I'm currently working on automating some basic experiential analysis using R. Currently, I've got my script setup as follows which generates the plot shown below.
data <- list()
for (experiment in experiments) {
path = paste('../out/', experiment, '/', plot, '.csv', sep="")
data[[experiment]] <- read.csv(path, header=F)
}
df <- data.frame(Year=1:40,
'current'=colMeans(data[['current']]),
'vip'=colMeans(data[['vip']]),
'vipbonus'=colMeans(data[['vipbonus']]))
df <- melt(df, id.vars = 'Year', variable.name = 'Series')
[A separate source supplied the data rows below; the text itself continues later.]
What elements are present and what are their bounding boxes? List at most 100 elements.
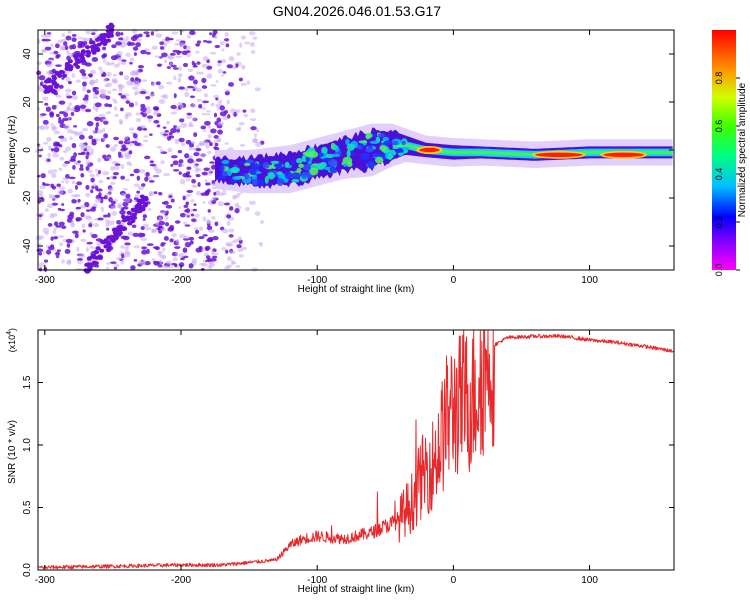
noise-speck <box>219 105 225 111</box>
noise-speck <box>69 44 74 50</box>
noise-speck <box>217 129 223 135</box>
noise-speck <box>42 96 49 101</box>
noise-speck <box>163 236 169 241</box>
noise-speck <box>209 161 215 164</box>
noise-speck <box>143 31 150 34</box>
noise-speck <box>103 133 109 139</box>
noise-speck <box>70 194 78 198</box>
colorbar-tick-label: 0.0 <box>714 264 724 277</box>
noise-speck <box>105 192 112 196</box>
noise-speck <box>259 220 264 224</box>
noise-speck <box>135 117 142 123</box>
noise-speck <box>159 210 166 214</box>
noise-speck <box>118 140 124 145</box>
noise-speck <box>130 81 134 86</box>
noise-speck <box>165 260 172 265</box>
noise-speck <box>169 224 175 231</box>
noise-speck <box>213 191 217 196</box>
noise-speck <box>177 77 182 83</box>
noise-speck <box>117 57 124 62</box>
noise-speck <box>254 87 262 92</box>
noise-speck <box>65 88 72 93</box>
noise-streak <box>94 250 100 255</box>
noise-speck <box>145 171 150 177</box>
noise-speck <box>80 173 85 178</box>
noise-speck <box>103 195 108 200</box>
noise-speck <box>140 237 147 242</box>
noise-speck <box>132 232 139 237</box>
noise-speck <box>162 265 169 269</box>
noise-speck <box>119 71 124 76</box>
signal-blob <box>345 138 350 146</box>
noise-speck <box>163 172 171 177</box>
noise-speck <box>238 121 245 126</box>
noise-speck <box>113 136 119 141</box>
noise-speck <box>133 168 141 174</box>
noise-speck <box>65 76 71 82</box>
noise-speck <box>202 100 209 104</box>
noise-speck <box>43 141 49 145</box>
noise-speck <box>66 259 72 265</box>
noise-speck <box>39 81 44 87</box>
noise-speck <box>144 176 149 182</box>
noise-streak <box>86 268 92 273</box>
noise-speck <box>190 213 195 217</box>
noise-speck <box>54 194 61 198</box>
noise-speck <box>177 73 183 78</box>
noise-speck <box>134 101 139 107</box>
noise-speck <box>102 58 107 63</box>
noise-speck <box>235 109 241 114</box>
noise-speck <box>215 190 221 193</box>
noise-speck <box>95 238 103 242</box>
noise-speck <box>153 110 159 116</box>
noise-speck <box>209 32 213 36</box>
noise-speck <box>140 49 147 55</box>
signal-blob <box>332 144 338 151</box>
noise-speck <box>145 33 150 38</box>
noise-speck <box>53 130 61 135</box>
noise-streak <box>51 81 57 86</box>
noise-speck <box>69 136 73 141</box>
noise-speck <box>136 38 142 42</box>
noise-speck <box>228 234 234 238</box>
noise-speck <box>74 104 81 111</box>
colorbar-ticks: 0.0 0.2 0.4 0.6 0.8 <box>714 72 740 277</box>
noise-speck <box>68 176 76 180</box>
noise-streak <box>90 49 96 54</box>
noise-speck <box>137 232 144 238</box>
noise-speck <box>235 127 240 132</box>
noise-speck <box>196 98 203 102</box>
noise-streak <box>134 204 140 209</box>
noise-speck <box>125 52 131 57</box>
signal-blob <box>377 133 385 138</box>
noise-speck <box>221 228 229 234</box>
noise-speck <box>242 109 247 113</box>
noise-speck <box>123 136 129 140</box>
noise-speck <box>195 167 202 171</box>
noise-speck <box>135 112 141 116</box>
noise-speck <box>187 68 194 73</box>
noise-speck <box>155 81 161 86</box>
spectrogram-peaks <box>416 146 648 159</box>
snr-x-tick-label: -200 <box>171 575 191 586</box>
noise-speck <box>159 56 163 59</box>
signal-blob <box>291 159 296 165</box>
noise-speck <box>221 246 227 251</box>
noise-speck <box>152 175 159 178</box>
noise-speck <box>252 36 258 40</box>
noise-streak <box>104 240 110 245</box>
noise-speck <box>46 63 53 66</box>
noise-speck <box>110 200 116 205</box>
noise-speck <box>86 89 91 94</box>
noise-speck <box>161 52 168 58</box>
noise-speck <box>104 219 110 224</box>
noise-speck <box>74 184 78 191</box>
noise-speck <box>193 62 197 67</box>
noise-speck <box>40 173 46 179</box>
noise-speck <box>189 30 196 36</box>
noise-speck <box>158 216 163 222</box>
noise-speck <box>58 135 65 139</box>
noise-speck <box>187 34 191 39</box>
noise-speck <box>241 64 246 70</box>
noise-speck <box>198 143 204 147</box>
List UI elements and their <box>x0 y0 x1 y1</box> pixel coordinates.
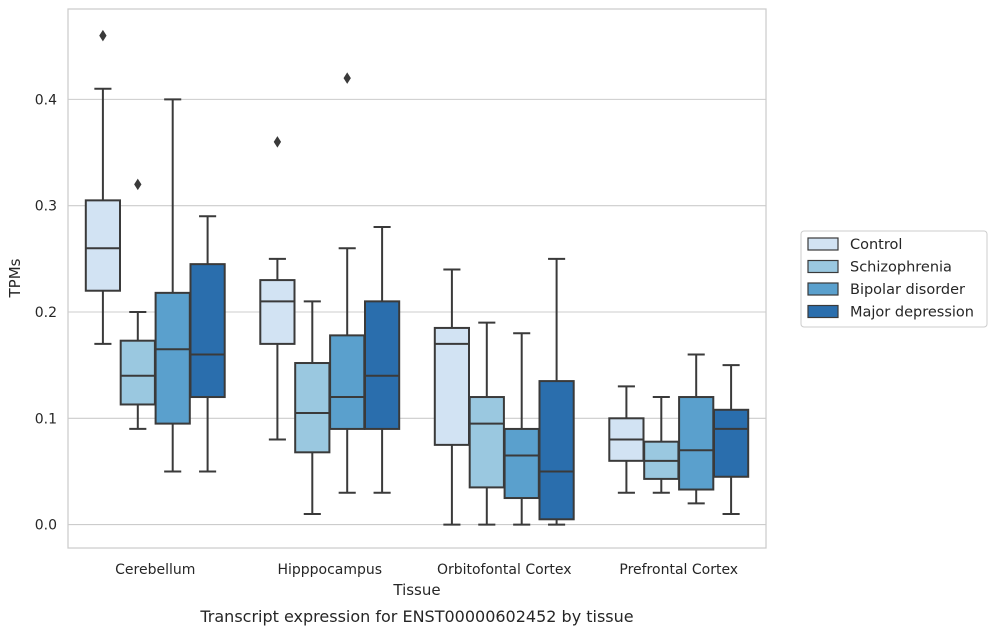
legend: Control Schizophrenia Bipolar disorder Majo… <box>800 230 988 328</box>
box-schizophrenia <box>643 396 680 494</box>
box-control <box>433 268 471 526</box>
legend-swatch <box>807 259 839 274</box>
box-major-depression <box>189 215 226 473</box>
box-bipolar-disorder <box>329 72 366 494</box>
box-schizophrenia <box>119 178 156 430</box>
box-iqr <box>468 396 505 489</box>
x-axis-ticks: Cerebellum Hipppocampus Orbitofontal Corte… <box>115 562 738 578</box>
box-schizophrenia <box>294 300 331 515</box>
outlier-point <box>99 29 107 42</box>
outlier-point <box>343 72 351 84</box>
box-iqr <box>189 263 226 399</box>
x-tick-label: Hipppocampus <box>277 562 382 578</box>
legend-entry-label: Major depression <box>850 305 974 321</box>
y-tick-label: 0.1 <box>35 411 57 427</box>
y-tick-label: 0.2 <box>35 305 57 321</box>
legend-swatch <box>807 304 839 319</box>
box-iqr <box>433 326 471 446</box>
box-iqr <box>329 334 366 430</box>
legend-entry-label: Bipolar disorder <box>850 282 965 298</box>
box-major-depression <box>538 257 575 526</box>
figure-caption: Transcript expression for ENST0000060245… <box>199 607 633 626</box>
box-bipolar-disorder <box>678 353 715 505</box>
y-axis-ticks: 0.0 0.1 0.2 0.3 0.4 <box>35 92 57 533</box>
y-tick-label: 0.0 <box>35 518 57 534</box>
box-iqr <box>154 291 191 425</box>
box-bipolar-disorder <box>503 332 540 526</box>
x-axis-label: Tissue <box>392 581 440 599</box>
legend-entry-label: Schizophrenia <box>850 260 952 276</box>
box-iqr <box>294 362 331 454</box>
box-control <box>84 29 122 345</box>
legend-swatch <box>807 282 839 296</box>
plot-frame <box>67 8 767 549</box>
box-iqr <box>259 279 296 345</box>
box-iqr <box>84 199 122 292</box>
legend-frame <box>800 230 988 328</box>
box-control <box>608 385 645 494</box>
box-iqr <box>119 339 156 406</box>
box-major-depression <box>712 364 750 515</box>
outlier-point <box>273 136 282 148</box>
box-iqr <box>538 380 575 521</box>
legend-swatch <box>807 237 839 251</box>
box-iqr <box>712 408 750 478</box>
x-tick-label: Prefrontal Cortex <box>619 562 738 578</box>
box-iqr <box>363 300 401 430</box>
box-control <box>259 136 296 441</box>
outlier-point <box>134 178 142 191</box>
box-bipolar-disorder <box>154 98 191 473</box>
box-schizophrenia <box>468 321 505 526</box>
box-iqr <box>678 396 715 491</box>
box-iqr <box>503 427 540 500</box>
y-axis-label: TPMs <box>6 258 24 298</box>
box-major-depression <box>363 225 401 494</box>
x-tick-label: Cerebellum <box>115 562 195 578</box>
y-tick-label: 0.4 <box>35 92 57 108</box>
y-tick-label: 0.3 <box>35 199 57 215</box>
boxes <box>84 29 750 526</box>
x-tick-label: Orbitofontal Cortex <box>437 562 572 578</box>
legend-entry-label: Control <box>850 237 902 253</box>
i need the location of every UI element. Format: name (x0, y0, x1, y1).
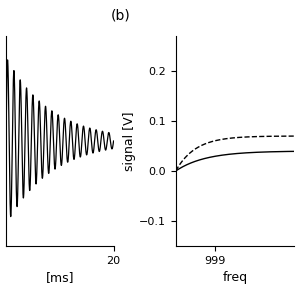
X-axis label: freq: freq (222, 271, 248, 284)
Y-axis label: signal [V]: signal [V] (123, 111, 136, 171)
X-axis label: [ms]: [ms] (46, 271, 74, 284)
Text: (b): (b) (111, 8, 130, 22)
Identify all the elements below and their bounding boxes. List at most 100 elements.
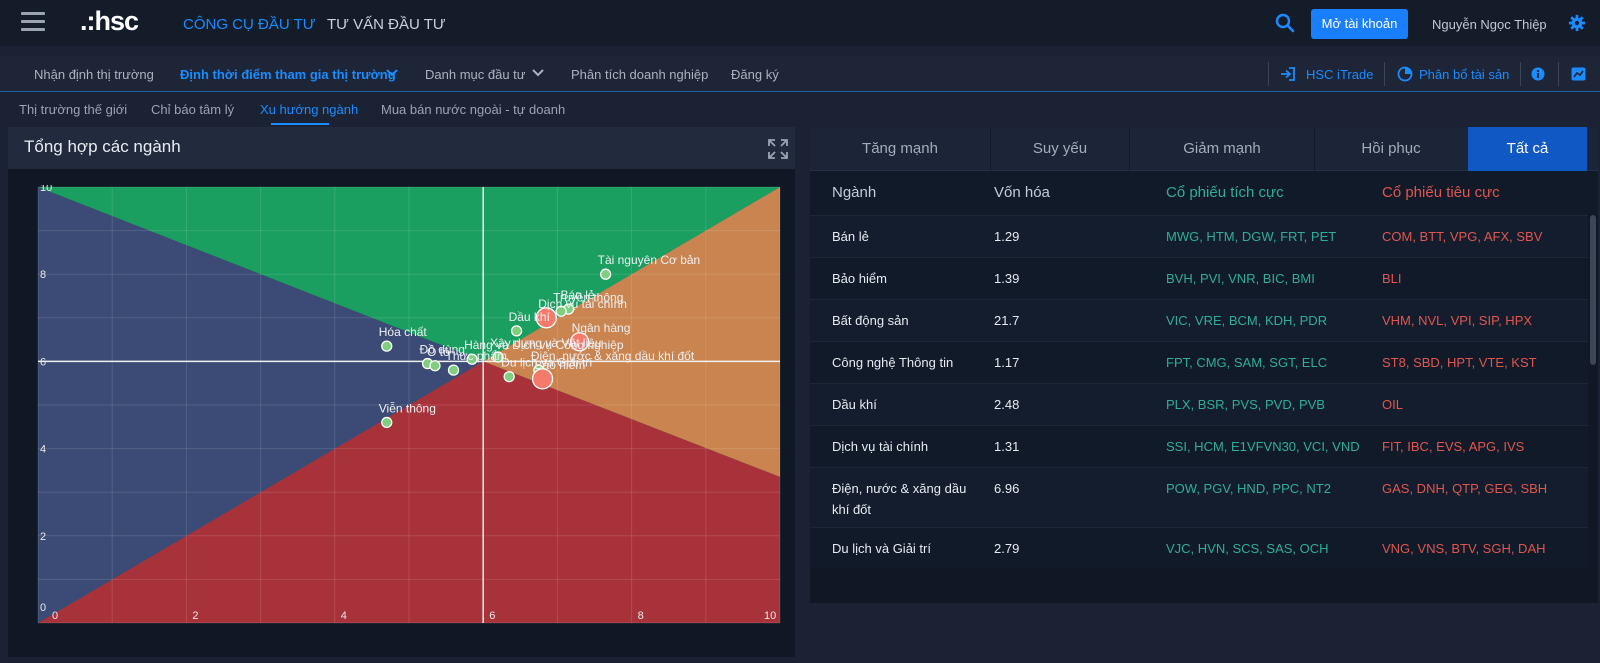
tab-weakening[interactable]: Suy yếu: [1032, 140, 1088, 157]
region-lagging: [38, 361, 780, 623]
sector-name: Dầu khí: [832, 397, 877, 412]
sector-name: Công nghệ Thông tin: [832, 355, 954, 370]
chart-icon[interactable]: [1571, 67, 1586, 81]
section-tabs: Thị trường thế giới Chỉ báo tâm lý Xu hư…: [0, 96, 1600, 126]
market-cap-value: 1.31: [994, 439, 1020, 454]
negative-stocks: FIT, IBC, EVS, APG, IVS: [1382, 439, 1525, 454]
data-point: [381, 340, 393, 352]
gear-icon[interactable]: [1568, 14, 1586, 32]
point-label: Truyền thông: [553, 290, 623, 304]
data-point: [503, 371, 515, 383]
tab-sentiment[interactable]: Chỉ báo tâm lý: [151, 102, 235, 117]
sector-scatter-chart[interactable]: 0 2 4 6 8 10 0 2 4 6 8 10 Tài nguyên Cơ bản Bán lẻTru…: [28, 182, 786, 645]
chevron-down-icon[interactable]: [386, 68, 398, 78]
sector-name: Dịch vụ tài chính: [832, 439, 929, 454]
point-label: Hóa chất: [379, 325, 428, 339]
table-header: Ngành Vốn hóa Cổ phiếu tích cực Cổ phiếu…: [810, 171, 1598, 215]
positive-stocks: BVH, PVI, VNR, BIC, BMI: [1166, 271, 1315, 286]
x-tick-label: 8: [638, 610, 644, 622]
nav-investment-advice[interactable]: TƯ VẤN ĐẦU TƯ: [327, 16, 446, 33]
chevron-down-icon[interactable]: [532, 68, 544, 78]
open-account-button[interactable]: Mở tài khoản: [1311, 9, 1408, 39]
info-icon[interactable]: [1531, 67, 1545, 81]
subnav-portfolio[interactable]: Danh mục đầu tư: [425, 67, 526, 82]
data-point: [570, 332, 590, 352]
market-cap-value: 6.96: [994, 481, 1020, 496]
expand-icon[interactable]: [768, 139, 788, 159]
asset-allocation-link[interactable]: Phân bổ tài sản: [1419, 67, 1510, 82]
divider: [1268, 62, 1269, 86]
menu-icon[interactable]: [21, 12, 45, 32]
sector-name: Bán lẻ: [832, 229, 869, 244]
table-row[interactable]: Điện, nước & xăng dầu khí đốt 6.96 POW, PG…: [810, 467, 1588, 527]
col-market-cap: Vốn hóa: [994, 184, 1050, 201]
positive-stocks: POW, PGV, HND, PPC, NT2: [1166, 481, 1331, 496]
x-tick-label: 6: [489, 610, 495, 622]
scrollbar[interactable]: [1590, 215, 1596, 365]
negative-stocks: ST8, SBD, HPT, VTE, KST: [1382, 355, 1537, 370]
tab-all[interactable]: Tất cả: [1468, 127, 1587, 171]
sector-chart-panel: Tổng hợp các ngành 0 2 4 6 8 10 0 2 4 6 8 10 Tài ngu…: [8, 127, 795, 657]
point-label: Dịch vụ tài chính: [538, 297, 627, 311]
point-label: Bán lẻ: [561, 288, 595, 302]
data-point: [429, 360, 441, 372]
y-tick-label: 10: [40, 185, 52, 194]
tab-strong-increase[interactable]: Tăng mạnh: [862, 140, 938, 157]
tab-world-market[interactable]: Thị trường thế giới: [19, 102, 128, 117]
table-row[interactable]: Bảo hiểm 1.39 BVH, PVI, VNR, BIC, BMI BLI: [810, 257, 1588, 299]
user-name[interactable]: Nguyễn Ngọc Thiệp: [1432, 17, 1547, 32]
filter-tabs: Tăng mạnh Suy yếu Giảm mạnh Hồi phục Tất…: [810, 127, 1598, 171]
data-point: [531, 368, 554, 390]
table-row[interactable]: Công nghệ Thông tin 1.17 FPT, CMG, SAM, SG…: [810, 341, 1588, 383]
active-tab-indicator: [271, 123, 329, 125]
tab-sector-trend[interactable]: Xu hướng ngành: [260, 102, 359, 117]
negative-stocks: BLI: [1382, 271, 1402, 286]
hsc-logo[interactable]: .:hsc: [80, 6, 139, 36]
region-leading: [38, 187, 780, 362]
login-icon[interactable]: [1280, 66, 1296, 82]
allocation-icon[interactable]: [1397, 66, 1413, 82]
subnav-market-timing[interactable]: Định thời điểm tham gia thị trường: [180, 67, 396, 82]
sector-name: Bất động sản: [832, 313, 909, 328]
divider: [1129, 127, 1130, 171]
nav-investment-tools[interactable]: CÔNG CỤ ĐẦU TƯ: [183, 16, 316, 33]
point-label: Ô tô: [427, 344, 450, 359]
point-label: Đồ dùng: [420, 343, 465, 357]
table-row[interactable]: Bất động sản 21.7 VIC, VRE, BCM, KDH, PDR V…: [810, 299, 1588, 341]
top-bar: .:hsc CÔNG CỤ ĐẦU TƯ TƯ VẤN ĐẦU TƯ Mở tà…: [0, 0, 1600, 46]
point-label: Tài nguyên Cơ bản: [598, 253, 701, 267]
search-icon[interactable]: [1275, 13, 1295, 33]
point-label: Điện, nước & xăng dầu khí đốt: [531, 349, 695, 363]
negative-stocks: VNG, VNS, BTV, SGH, DAH: [1382, 541, 1546, 556]
subnav-register[interactable]: Đăng ký: [731, 67, 779, 82]
table-row[interactable]: Bán lẻ 1.29 MWG, HTM, DGW, FRT, PET COM, BT…: [810, 215, 1588, 257]
panel-title: Tổng hợp các ngành: [24, 137, 181, 156]
tab-strong-decrease[interactable]: Giảm mạnh: [1183, 140, 1261, 157]
table-row[interactable]: Dầu khí 2.48 PLX, BSR, PVS, PVD, PVB OIL: [810, 383, 1588, 425]
subnav-company-analysis[interactable]: Phân tích doanh nghiệp: [571, 67, 709, 82]
market-cap-value: 2.48: [994, 397, 1020, 412]
subnav-market-view[interactable]: Nhận định thị trường: [34, 67, 154, 82]
hsc-itrade-link[interactable]: HSC iTrade: [1306, 67, 1374, 82]
negative-stocks: OIL: [1382, 397, 1403, 412]
x-tick-label: 0: [52, 610, 58, 622]
col-positive-stocks: Cổ phiếu tích cực: [1166, 184, 1284, 201]
x-tick-label: 4: [341, 610, 347, 622]
data-point: [510, 325, 523, 337]
point-label: Du lịch và Giải trí: [501, 356, 593, 370]
tab-foreign-trading[interactable]: Mua bán nước ngoài - tự doanh: [381, 102, 566, 117]
divider: [1520, 62, 1521, 86]
data-point: [599, 268, 612, 280]
point-label: Thực phẩm: [446, 349, 507, 363]
table-row[interactable]: Du lịch và Giải trí 2.79 VJC, HVN, SCS, SA…: [810, 527, 1588, 569]
col-sector: Ngành: [832, 184, 877, 201]
data-point: [466, 353, 478, 365]
negative-stocks: COM, BTT, VPG, AFX, SBV: [1382, 229, 1543, 244]
table-row[interactable]: Dịch vụ tài chính 1.31 SSI, HCM, E1VFVN30,…: [810, 425, 1588, 467]
sector-name: Điện, nước & xăng dầu khí đốt: [832, 481, 967, 517]
point-label: Ngân hàng: [572, 321, 631, 335]
sector-name: Du lịch và Giải trí: [832, 541, 931, 556]
tab-recovery[interactable]: Hồi phục: [1361, 140, 1421, 157]
market-cap-value: 1.29: [994, 229, 1020, 244]
y-tick-label: 0: [40, 602, 46, 614]
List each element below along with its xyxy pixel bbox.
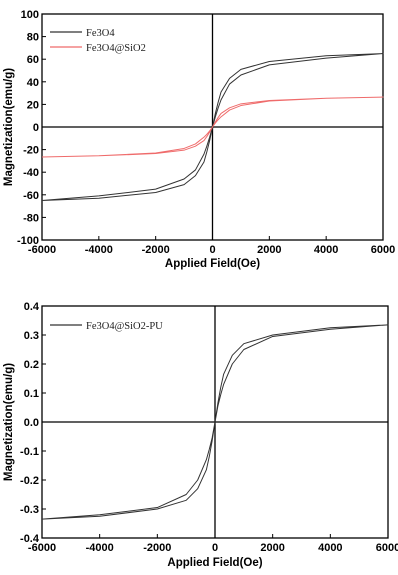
y-tick-label: -0.1 [20, 446, 39, 458]
y-axis-label: Magnetization(emu/g) [3, 363, 15, 481]
legend-entry: Fe3O4 [86, 28, 115, 39]
x-axis-label: Applied Field(Oe) [165, 258, 260, 270]
legend-entry: Fe3O4@SiO2 [86, 43, 146, 54]
x-tick-label: -4000 [85, 244, 113, 256]
x-tick-label: 4000 [318, 542, 342, 554]
y-tick-label: 0 [33, 122, 39, 134]
y-tick-label: -20 [23, 145, 39, 157]
y-tick-label: 0.4 [24, 301, 40, 313]
x-tick-label: 4000 [314, 244, 338, 256]
legend-entry: Fe3O4@SiO2-PU [86, 321, 163, 332]
x-tick-label: -2000 [142, 244, 170, 256]
x-tick-label: 2000 [257, 244, 281, 256]
chart-panel-1: -6000 -4000 -2000 0 2000 4000 6000 -100 -80 -60 -4… [3, 9, 395, 270]
x-tick-label: 6000 [376, 542, 398, 554]
y-tick-label: 100 [21, 9, 39, 21]
y-tick-label: 0.2 [24, 359, 39, 371]
y-tick-label: -100 [17, 235, 39, 247]
x-tick-label: 0 [209, 244, 215, 256]
series-line-1 [41, 53, 384, 201]
series-line-1 [41, 324, 389, 520]
chart-panel-2: -6000 -4000 -2000 0 2000 4000 6000 -0.4 -0.3 -0.2… [3, 301, 398, 569]
y-tick-label: 20 [27, 99, 39, 111]
y-tick-label: -0.2 [20, 475, 39, 487]
y-tick-label: 40 [27, 77, 39, 89]
y-tick-label: -0.4 [20, 533, 40, 545]
series-line-2 [41, 96, 384, 158]
y-tick-label: -60 [23, 190, 39, 202]
y-tick-label: 60 [27, 54, 39, 66]
y-axis-label: Magnetization(emu/g) [3, 68, 15, 186]
x-tick-label: -6000 [28, 244, 56, 256]
y-tick-label: 80 [27, 32, 39, 44]
x-axis-label: Applied Field(Oe) [167, 557, 262, 569]
x-tick-label: 6000 [371, 244, 395, 256]
x-tick-label: -2000 [143, 542, 171, 554]
y-tick-label: 0.1 [24, 388, 39, 400]
x-tick-label: 2000 [260, 542, 284, 554]
y-tick-label: -40 [23, 167, 39, 179]
y-tick-label: -0.3 [20, 504, 39, 516]
y-tick-label: 0.3 [24, 330, 39, 342]
y-tick-label: 0.0 [24, 417, 39, 429]
y-tick-label: -80 [23, 212, 39, 224]
x-tick-label: 0 [212, 542, 218, 554]
x-tick-label: -4000 [86, 542, 114, 554]
x-tick-label: -6000 [28, 542, 56, 554]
plotted <- ggplot(df, aes(Year, value)) +
geom_line(aes(colour = Series)) +
labs(y = ylabel, title = title)
file = paste(plot, '.png', sep="")
ggsave(filename = file, plot = plotted)
While this is close to what we want the final product to look like, the series labels need to be updated. Ideally we want them to be something like "VIP, no bonus", "VIP, with bonus" and so forth, but obviously using labels like that in the data frame is not valid R (and invalid characters are automatically replaced with .
even with backticks). Since these experiments are a work in progress, we also know that we are gong to need more series labels in the future so we don't want to lose the ability of ggplot
to automatically set the colors for us.
How can I set the series labels to be appropriate for humans?